Außerschulische Bildung 1/2020

Was heißt und wie begründet man Solidarität?

Plädoyer für den sparsamen Umgang mit einem (zu) häufig verwendeten Begriff

Der Begriff „Solidarität“ ist machtvoll und unscharf zugleich. So kann er als ein – schmerzhafte Opfer einfordernder und emotionalen Druck erzeugender – Anspruch auftreten, er kann aber auch nicht mehr verlangen als die normalen Leistungen ethisch-moralischer Zuwendung. Dabei steht er häufig in ungeklärtem Verhältnis zum Begriff und zur Idee der Gerechtigkeit. Um einen tragfähigen Boden für die weiteren Überlegungen zu haben, wird von der Annahme ausgegangen, dass „Solidarität“ als ein Konzept ausdrücklicher und abgrenzbarer Gemeinschaftlichkeit zu verstehen ist; also nicht universalistisch und nicht primär ethisch-moralisch, sondern vor allem in Hinsicht auf die Interessen begrenzter Gruppen. von Georg Kohler

Solidarität als Element begrenzter Gemeinschaftlichkeit

Solidarisch sind und handeln wir normalerweise im Kontext einer besonderen Zusammengehörigkeit.
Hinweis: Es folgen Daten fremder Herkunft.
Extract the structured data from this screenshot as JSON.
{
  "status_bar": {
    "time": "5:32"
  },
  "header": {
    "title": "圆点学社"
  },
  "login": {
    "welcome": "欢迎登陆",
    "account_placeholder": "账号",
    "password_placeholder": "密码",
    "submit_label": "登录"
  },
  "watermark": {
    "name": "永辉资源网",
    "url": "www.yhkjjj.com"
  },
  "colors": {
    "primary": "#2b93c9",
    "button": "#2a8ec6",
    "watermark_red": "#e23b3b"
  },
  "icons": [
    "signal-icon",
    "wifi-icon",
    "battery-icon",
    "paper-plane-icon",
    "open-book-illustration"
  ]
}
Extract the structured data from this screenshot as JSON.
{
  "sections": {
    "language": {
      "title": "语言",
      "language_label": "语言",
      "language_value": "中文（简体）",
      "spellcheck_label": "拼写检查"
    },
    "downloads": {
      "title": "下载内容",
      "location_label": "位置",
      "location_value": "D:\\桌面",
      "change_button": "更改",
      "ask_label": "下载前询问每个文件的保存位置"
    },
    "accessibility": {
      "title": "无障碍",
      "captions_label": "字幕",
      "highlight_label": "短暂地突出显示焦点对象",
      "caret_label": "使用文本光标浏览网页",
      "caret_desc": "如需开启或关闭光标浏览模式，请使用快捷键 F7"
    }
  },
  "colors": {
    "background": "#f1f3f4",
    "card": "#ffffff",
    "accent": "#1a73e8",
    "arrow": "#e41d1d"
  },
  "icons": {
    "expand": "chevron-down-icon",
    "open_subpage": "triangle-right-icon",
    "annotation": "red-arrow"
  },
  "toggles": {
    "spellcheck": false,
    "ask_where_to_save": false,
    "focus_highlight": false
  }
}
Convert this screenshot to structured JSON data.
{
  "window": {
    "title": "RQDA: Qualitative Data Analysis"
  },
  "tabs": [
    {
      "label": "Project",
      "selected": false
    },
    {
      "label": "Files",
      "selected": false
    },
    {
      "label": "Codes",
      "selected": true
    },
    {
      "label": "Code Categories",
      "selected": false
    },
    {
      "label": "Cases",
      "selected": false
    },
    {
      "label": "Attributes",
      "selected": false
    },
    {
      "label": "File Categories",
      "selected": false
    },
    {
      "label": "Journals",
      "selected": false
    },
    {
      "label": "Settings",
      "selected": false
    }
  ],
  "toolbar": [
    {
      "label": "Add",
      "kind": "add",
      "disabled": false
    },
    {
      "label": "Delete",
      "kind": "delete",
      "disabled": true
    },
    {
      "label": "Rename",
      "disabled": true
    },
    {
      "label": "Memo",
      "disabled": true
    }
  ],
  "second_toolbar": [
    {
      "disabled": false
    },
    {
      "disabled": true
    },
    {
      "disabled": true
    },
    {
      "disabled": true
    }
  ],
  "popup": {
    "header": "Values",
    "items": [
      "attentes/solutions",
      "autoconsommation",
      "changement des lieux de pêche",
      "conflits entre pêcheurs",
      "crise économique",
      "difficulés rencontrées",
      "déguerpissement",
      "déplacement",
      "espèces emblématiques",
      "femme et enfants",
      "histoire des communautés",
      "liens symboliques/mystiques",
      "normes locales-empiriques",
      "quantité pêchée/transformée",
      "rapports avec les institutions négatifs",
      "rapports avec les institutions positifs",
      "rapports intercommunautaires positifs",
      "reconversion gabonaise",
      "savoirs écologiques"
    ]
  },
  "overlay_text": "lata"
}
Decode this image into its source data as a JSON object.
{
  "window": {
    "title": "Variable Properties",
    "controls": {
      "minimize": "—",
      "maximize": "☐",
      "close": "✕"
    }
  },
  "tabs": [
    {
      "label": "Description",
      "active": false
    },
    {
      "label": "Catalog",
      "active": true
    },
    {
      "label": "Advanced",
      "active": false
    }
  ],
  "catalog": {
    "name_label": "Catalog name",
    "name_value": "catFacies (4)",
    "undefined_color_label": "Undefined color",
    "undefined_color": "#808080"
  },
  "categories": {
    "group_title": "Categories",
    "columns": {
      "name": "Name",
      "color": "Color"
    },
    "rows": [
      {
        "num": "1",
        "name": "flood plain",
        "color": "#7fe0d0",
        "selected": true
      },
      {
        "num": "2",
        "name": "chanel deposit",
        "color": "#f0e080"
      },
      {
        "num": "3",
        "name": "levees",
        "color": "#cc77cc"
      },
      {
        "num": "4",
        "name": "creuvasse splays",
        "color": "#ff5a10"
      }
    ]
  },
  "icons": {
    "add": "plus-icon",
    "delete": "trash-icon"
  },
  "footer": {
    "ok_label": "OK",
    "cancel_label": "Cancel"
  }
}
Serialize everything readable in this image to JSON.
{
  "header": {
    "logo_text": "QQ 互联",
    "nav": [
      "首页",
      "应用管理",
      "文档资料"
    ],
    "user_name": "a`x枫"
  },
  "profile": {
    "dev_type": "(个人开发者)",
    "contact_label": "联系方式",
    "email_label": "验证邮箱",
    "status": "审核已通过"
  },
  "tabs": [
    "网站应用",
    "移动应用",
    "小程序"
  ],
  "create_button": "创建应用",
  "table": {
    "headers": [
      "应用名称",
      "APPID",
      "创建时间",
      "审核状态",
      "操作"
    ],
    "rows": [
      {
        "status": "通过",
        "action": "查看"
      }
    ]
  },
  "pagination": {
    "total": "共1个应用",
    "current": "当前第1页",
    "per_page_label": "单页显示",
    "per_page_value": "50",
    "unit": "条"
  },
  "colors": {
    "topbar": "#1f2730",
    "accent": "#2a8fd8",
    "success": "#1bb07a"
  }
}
Das solidarische „Wir“ bedeutet dann viel mehr als eine abstrakte Allgemeinheit. Es ist nicht Ergebnis irgendeiner (gesellschaftstheoretischen oder staatsrechtlichen) Verallgemeinerung wie das die Staatsangehörigkeit oder die individuelle Gemeinsamkeit einer soziologisch relevanten Eigenschaft (Einkommensgröße, Klasse, Bildungsgrad etc.) sind. Zur Wirklichkeit von Solidarität gehört immer die emotionale Bindung an den Bestand sowohl der Gruppe als solcher als auch an das Wohlergehen derjenigen, die ihr angehören.

Solidarität entsteht nicht ohne Grund als Element eingeschränkter, partikulärer Wir-Einheiten. Sozialpsychologisch einleuchtend konstatiert das etwa Richard Rorty: „Unser Solidaritätsgefühl (ist) am stärksten, wenn die, mit denen wir uns solidarisch erklären, zu ‚uns’ gehören und ‚Wir’ etwas enger Begrenztes als die Menschenrasse ist. Das kommt daher, dass die Begründung ,weil sie/er ein Mensch ist’ eine schwache, nicht überzeugende Erklärung für eine großzügige Handlung liefert.“ (Rorty 1989, S. 308) Genau das ist aber anders, wenn jemand eben „einer/eine von uns“ ist, weil sie/er „zur Familie“ gehört oder zum „Stamm“ oder (und immer noch) zu jener fiktiven Abstammungsgemeinschaft, die sich seit bald 200 Jahren „Nation“ nennt.